I’ve always been fascinated by liminal and in-between spaces. There is something very rich and latent and a tad edgy about these spaces. It is a feeling of possibility and potentiality and of uncertainty and change. Liminal spaces are often described as transitional, and as physical spaces they can seem forlorn, emotionally they can feel as if you are in a washing machine and metaphorically, a leap of imagination which can happen to me making of an artwork. When I look back on my art practice, I can see that I often like to work with liminal spaces.

Some physical examples are often sited as hallways or an airports. I remember reading Kathka many years ago and I was struck by his short story about the dustballs in the corner of a room and not only corners, his whole story was a liminal reading experience! As a child I still remember sensing the most frightening animals under my bed in the middle of the night. River systems are a rich meeting place on the riparian zones, where both land and river merge. Here on the Clarence River in Northern NSW, it is still tidal at Seelands, 30km up from Grafton and about 70Kms from Yamba where the river meets the ocean. The intertidal areas form a rich moist area where native plants and animals flourish. In powerful floods here, where the River rises 20m in the height of big floods here, trees are swallowed whole and the River becomes a moving sea across the floodplains.

Emotionally it could be a life transition such as my eldest granddaughter who is now a pre-teenager, experiencing the highs and lows of a transitional period in her life. Ideas can feel liminal, when they are half-formed and just moments away from reaching or expressing them fully. If I don’t move on them, or write them down they just float away. I love to walk along the beach within intertidal zones, where the ebb and flow of the ocean waves deposit many gifts to the critters that live there. It is a rich place for crabs, pippees and sea birds to breed.

Liminal spaces cross time. I love to get up pre-dawn, to greet the day when all is quiet and no noisy neighbours. I feel into the day, seeing the night critters scutter away as the birds slowly wake to the dawn chorus. As the day closes, the colours of dusk upon the river, are quite magnificent with silvery glistening highlights and golden reds and orange painted across the water’s surface. I did a wonderful yoga session this morning and we spoke about the space between breath. Yoga uses breath and movement to tune in and be present. That is the lesson of liminal spaces, an awareness of change and ‘the now’ and at its best it is a letting go of the anxiety of the future and the pain of the past.

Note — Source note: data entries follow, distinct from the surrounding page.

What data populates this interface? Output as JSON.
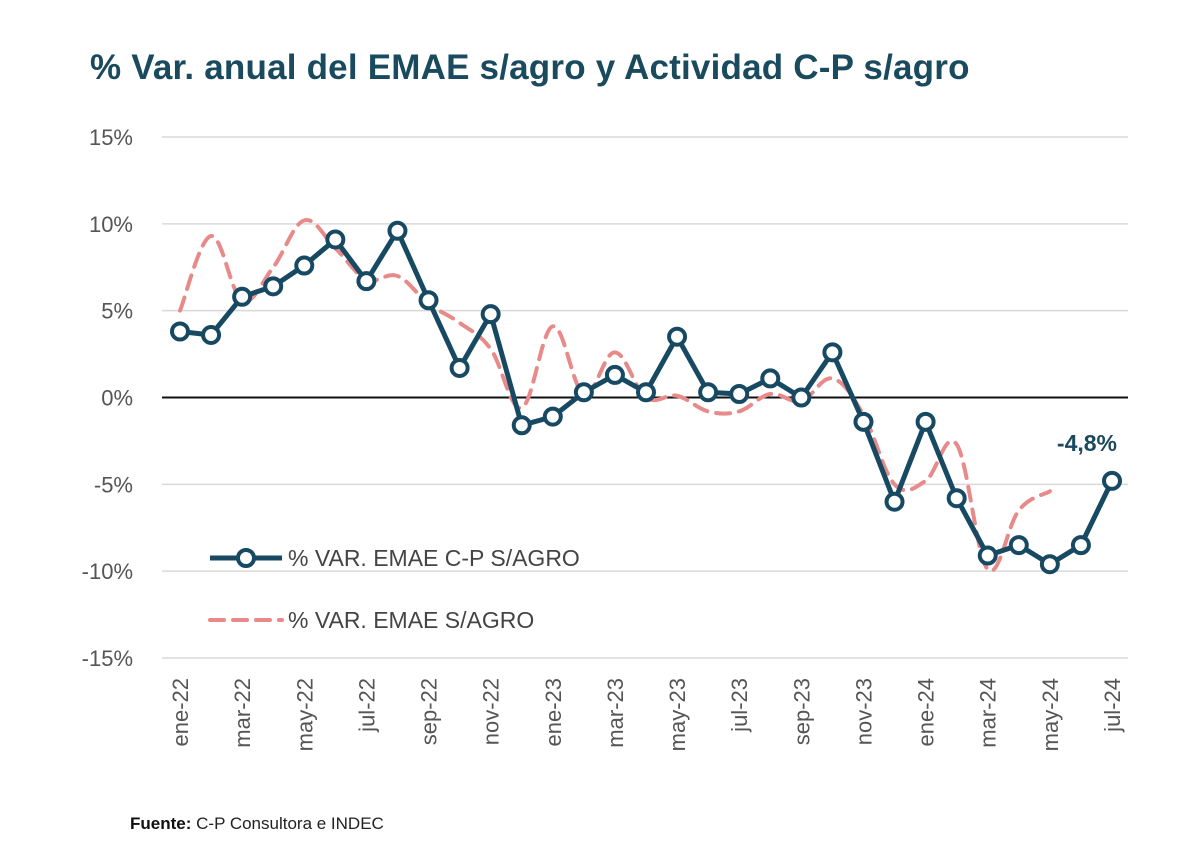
{
  "title": "% Var. anual del EMAE s/agro y Actividad C-P s/agro",
  "source": {
    "label": "Fuente:",
    "text": "C-P Consultora e INDEC"
  },
  "colors": {
    "series1": "#174a62",
    "series2": "#e88a8a",
    "grid": "#d9d9d9",
    "zero": "#111111"
  },
  "chart_data": {
    "type": "line",
    "title": "% Var. anual del EMAE s/agro y Actividad C-P s/agro",
    "xlabel": "",
    "ylabel": "",
    "ylim": [
      -15,
      15
    ],
    "yticks": [
      15,
      10,
      5,
      0,
      -5,
      -10,
      -15
    ],
    "ytick_labels": [
      "15%",
      "10%",
      "5%",
      "0%",
      "-5%",
      "-10%",
      "-15%"
    ],
    "x": [
      "ene-22",
      "feb-22",
      "mar-22",
      "abr-22",
      "may-22",
      "jun-22",
      "jul-22",
      "ago-22",
      "sep-22",
      "oct-22",
      "nov-22",
      "dic-22",
      "ene-23",
      "feb-23",
      "mar-23",
      "abr-23",
      "may-23",
      "jun-23",
      "jul-23",
      "ago-23",
      "sep-23",
      "oct-23",
      "nov-23",
      "dic-23",
      "ene-24",
      "feb-24",
      "mar-24",
      "abr-24",
      "may-24",
      "jun-24",
      "jul-24"
    ],
    "xtick_labels": [
      "ene-22",
      "mar-22",
      "may-22",
      "jul-22",
      "sep-22",
      "nov-22",
      "ene-23",
      "mar-23",
      "may-23",
      "jul-23",
      "sep-23",
      "nov-23",
      "ene-24",
      "mar-24",
      "may-24",
      "jul-24"
    ],
    "series": [
      {
        "name": "% VAR. EMAE C-P S/AGRO",
        "style": "solid-markers",
        "values": [
          3.8,
          3.6,
          5.8,
          6.4,
          7.6,
          9.1,
          6.7,
          9.6,
          5.6,
          1.7,
          4.8,
          -1.6,
          -1.1,
          0.3,
          1.3,
          0.3,
          3.5,
          0.3,
          0.2,
          1.1,
          0.0,
          2.6,
          -1.4,
          -6.0,
          -1.4,
          -5.8,
          -9.1,
          -8.5,
          -9.6,
          -8.5,
          -4.8
        ]
      },
      {
        "name": "% VAR. EMAE S/AGRO",
        "style": "dashed",
        "values": [
          5.0,
          9.3,
          5.6,
          7.5,
          10.2,
          8.6,
          6.8,
          7.0,
          5.4,
          4.3,
          2.8,
          -0.6,
          4.1,
          0.2,
          2.6,
          0.0,
          0.1,
          -0.8,
          -0.8,
          0.2,
          -0.2,
          1.1,
          -1.0,
          -5.0,
          -4.8,
          -2.7,
          -9.9,
          -6.5,
          -5.4,
          null,
          null
        ]
      }
    ],
    "annotations": [
      {
        "x": "jul-24",
        "text": "-4,8%"
      }
    ],
    "legend": "lower-left",
    "grid": true
  }
}
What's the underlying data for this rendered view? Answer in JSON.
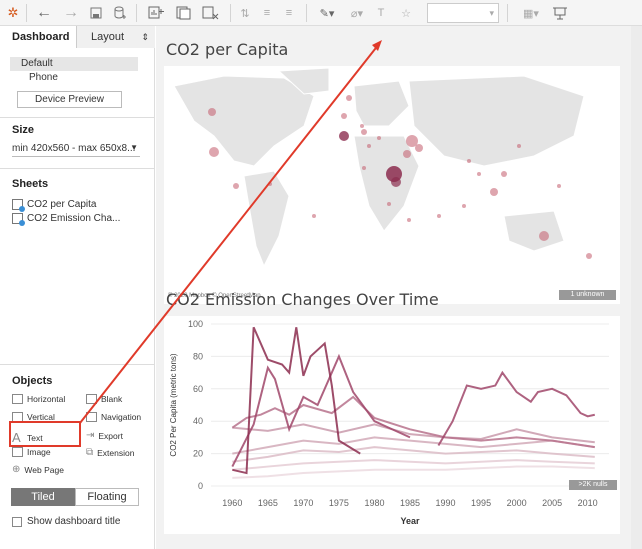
{
  "toolbar": {
    "icons": [
      "tableau-logo-icon",
      "back-arrow-icon",
      "forward-arrow-icon",
      "save-icon",
      "add-datasource-icon",
      "new-worksheet-icon",
      "duplicate-icon",
      "clear-icon",
      "swap-icon",
      "sort-asc-icon",
      "sort-desc-icon",
      "highlight-icon",
      "group-icon",
      "label-icon",
      "pin-icon",
      "fit-dropdown",
      "show-me-icon",
      "presentation-icon"
    ]
  },
  "sidebar": {
    "tabs": {
      "active": "Dashboard",
      "inactive": "Layout"
    },
    "devices": {
      "default": "Default",
      "phone": "Phone",
      "preview_button": "Device Preview"
    },
    "size": {
      "heading": "Size",
      "value": "min 420x560 - max 650x8..."
    },
    "sheets": {
      "heading": "Sheets",
      "items": [
        "CO2 per Capita",
        "CO2 Emission Cha..."
      ]
    },
    "objects": {
      "heading": "Objects",
      "items": [
        "Horizontal",
        "Blank",
        "Vertical",
        "Navigation",
        "Text",
        "Export",
        "Image",
        "Extension",
        "Web Page"
      ]
    },
    "layout_toggle": {
      "tiled": "Tiled",
      "floating": "Floating"
    },
    "show_title": "Show dashboard title"
  },
  "map": {
    "title": "CO2 per Capita",
    "attribution": "© 2020 Mapbox © OpenStreetMap",
    "badge": "1 unknown"
  },
  "chart": {
    "title": "CO2 Emission Changes Over Time",
    "badge": ">2K nulls"
  },
  "colors": {
    "accent": "#e03a2a",
    "series": "#8c2d4f",
    "bubble": "#c25b6b"
  },
  "chart_data": {
    "type": "line",
    "title": "CO2 Emission Changes Over Time",
    "xlabel": "Year",
    "ylabel": "CO2 Per Capita (metric tons)",
    "xlim": [
      1957,
      2013
    ],
    "ylim": [
      0,
      100
    ],
    "xticks": [
      1960,
      1965,
      1970,
      1975,
      1980,
      1985,
      1990,
      1995,
      2000,
      2005,
      2010
    ],
    "yticks": [
      0,
      20,
      40,
      60,
      80,
      100
    ],
    "series": [
      {
        "x": [
          1960,
          1962,
          1963,
          1965,
          1967,
          1968,
          1969,
          1970,
          1971,
          1973,
          1974,
          1975,
          1978
        ],
        "values": [
          10,
          8,
          98,
          78,
          75,
          70,
          98,
          68,
          80,
          88,
          62,
          28,
          20
        ],
        "color": "#8c2d4f"
      },
      {
        "x": [
          1960,
          1963,
          1965,
          1966,
          1968,
          1970,
          1972,
          1975,
          1977,
          1980,
          1985
        ],
        "values": [
          12,
          38,
          73,
          66,
          35,
          55,
          50,
          80,
          58,
          40,
          30
        ],
        "color": "#a0476a"
      },
      {
        "x": [
          1989,
          1991,
          1993,
          1995,
          1997,
          1998,
          2000,
          2002,
          2003,
          2005,
          2007,
          2009,
          2010,
          2011
        ],
        "values": [
          25,
          40,
          62,
          60,
          62,
          70,
          58,
          52,
          58,
          60,
          56,
          45,
          43,
          44
        ],
        "color": "#a0476a"
      },
      {
        "x": [
          1960,
          1962,
          1964,
          1966,
          1968,
          1970,
          1974,
          1977,
          1980,
          1985,
          1990,
          1995,
          2000,
          2005,
          2011
        ],
        "values": [
          36,
          42,
          44,
          48,
          44,
          50,
          45,
          55,
          42,
          35,
          30,
          28,
          30,
          28,
          24
        ],
        "color": "#b7728c"
      },
      {
        "x": [
          1960,
          1965,
          1970,
          1975,
          1980,
          1985,
          1990,
          1995,
          2000,
          2005,
          2011
        ],
        "values": [
          36,
          34,
          38,
          33,
          38,
          32,
          30,
          29,
          35,
          30,
          27
        ],
        "color": "#c99aab"
      },
      {
        "x": [
          1960,
          1965,
          1970,
          1975,
          1980,
          1985,
          1990,
          1995,
          2000,
          2005,
          2011
        ],
        "values": [
          20,
          24,
          28,
          26,
          30,
          28,
          26,
          24,
          26,
          28,
          24
        ],
        "color": "#d2aab8"
      },
      {
        "x": [
          1960,
          1965,
          1970,
          1975,
          1980,
          1985,
          1990,
          1995,
          2000,
          2005,
          2011
        ],
        "values": [
          15,
          18,
          22,
          21,
          24,
          22,
          20,
          21,
          22,
          20,
          18
        ],
        "color": "#dcbcc7"
      },
      {
        "x": [
          1960,
          1965,
          1970,
          1975,
          1980,
          1985,
          1990,
          1995,
          2000,
          2005,
          2011
        ],
        "values": [
          10,
          12,
          14,
          15,
          16,
          15,
          14,
          15,
          16,
          15,
          14
        ],
        "color": "#e5cdd5"
      },
      {
        "x": [
          1960,
          1965,
          1970,
          1975,
          1980,
          1985,
          1990,
          1995,
          2000,
          2005,
          2011
        ],
        "values": [
          5,
          6,
          8,
          9,
          10,
          10,
          10,
          11,
          12,
          12,
          11
        ],
        "color": "#ecdbe1"
      }
    ]
  }
}
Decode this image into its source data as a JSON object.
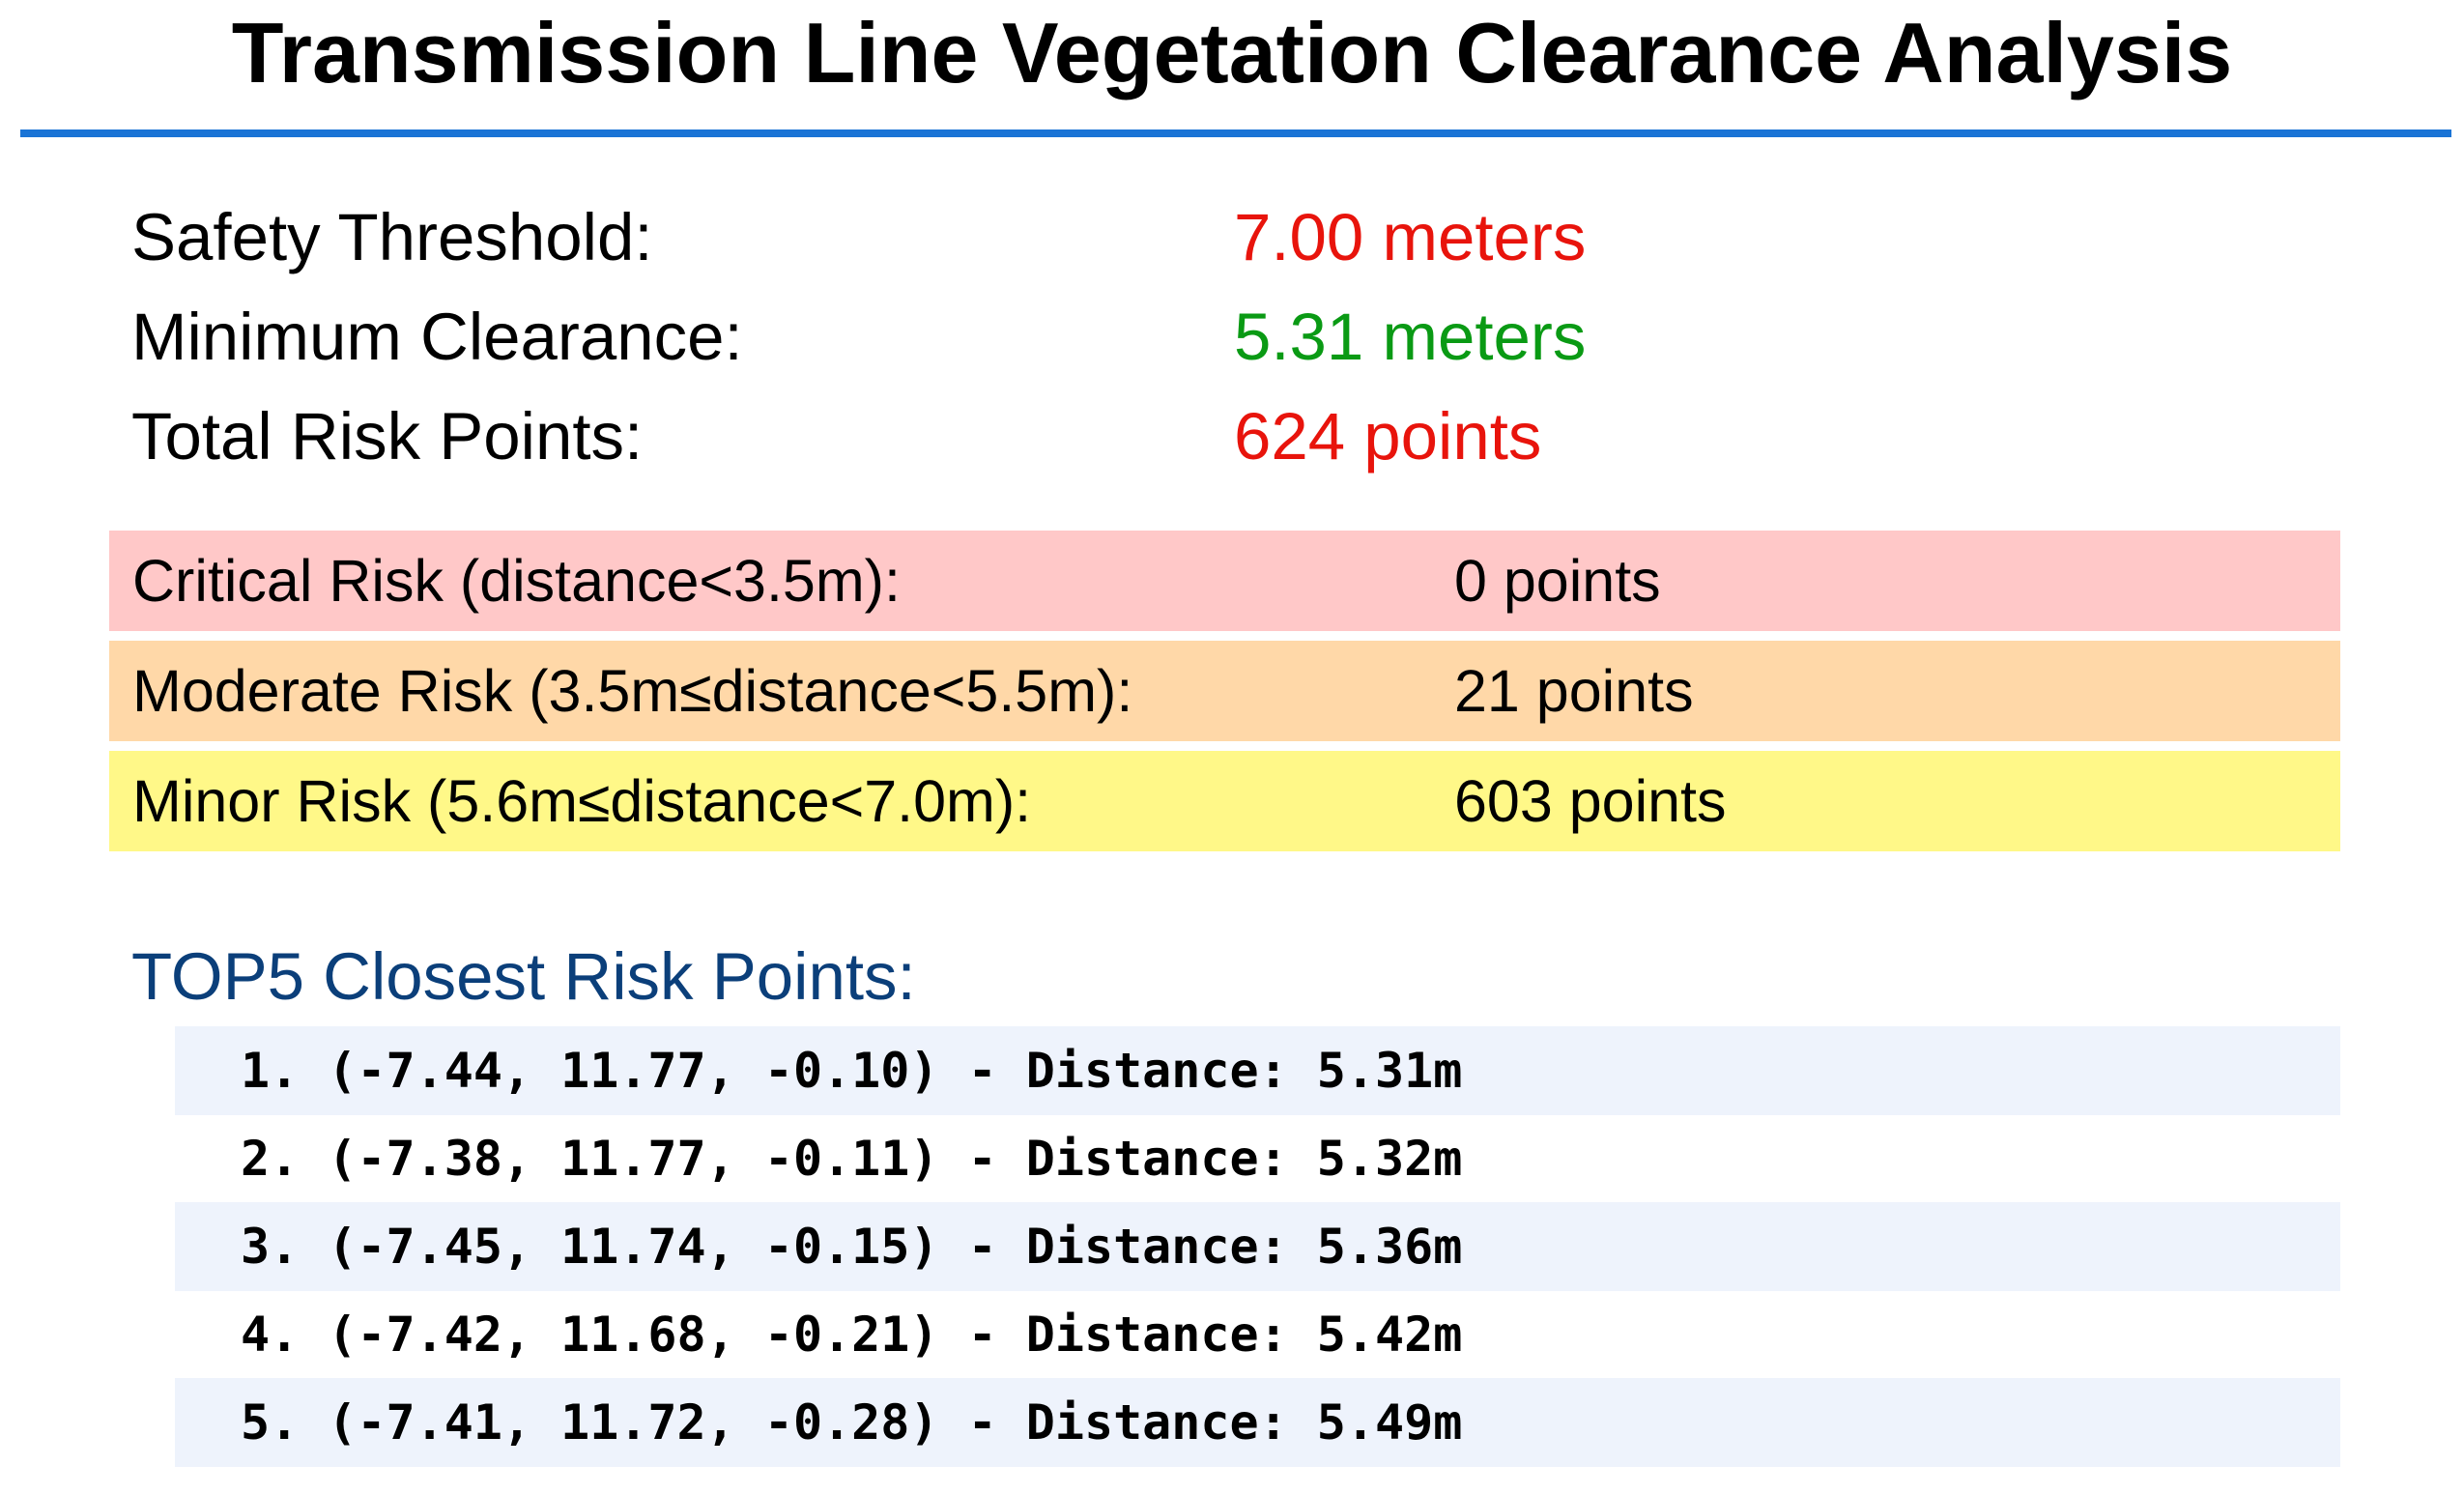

I’ve been pondering liminal spaces with Will Rodgers, fellow creative and fabulous sound ecologist who works with me on site-specific exhibitions. He was rather excited about fungi and their relationships to trees. Well, I was captivated straight away, and this is a project on the liminal list! Hidden down in the depths of the soils, these fungi are interconnected with the well-being of trees, breaking down matter for healthy soils and habitat.

Not far away from where Will lives, is the most magnificent, and patterned root system of a River Oak Tree (a future relationship to develop and become a Tree portrait). This Oak is perched upon a rocky outcrop below waterfalls on the Severn River. This river flows to the west, (the Clarence flows to the east) and it is found in traprock country. The Tree’s roots twirl around rock, gripping for tenacious life when the raging and powerful floods pours forth from the rocky outcrops to the River below. I had a few days away with him, up near Stanthorpe where they are totally off the grid and surrounded by 40 acres of beautiful bushland and I flourished amongst the beautiful trees there. They have a very thriving and healthy garden too. Encircled by netting to keep out the Wallaroos, it really emphasised how our gardens are an in-between space. A controlled nature, on the edge of native habitat.

When I work with watercolour, I use the river and the movement of the water with the pigment, as wet on wet and in the studio, wet on dry. There is a loss of control when using the flow of water and the pigment across the page. This is a transition period in the artwork, it moves and flows with the water. I can control some things like how damp the paper is or how loaded the brush is with a particular pigment, but the way the water moves and reacts across the page is of itself, with its own properties. This is what I love about my art practise, the testing, experimenting, and forcing myself to go beyond, which is for me a means to get out of my head and into my body and being present. As I work the pencil with the colour, there is a reciprocity between the processes. When I form a relationship with the Trees and really feel my way into the process and the paper matrix, I am present. When I am present, my imagination can travel and whisper to the Trees if I choose to hear them.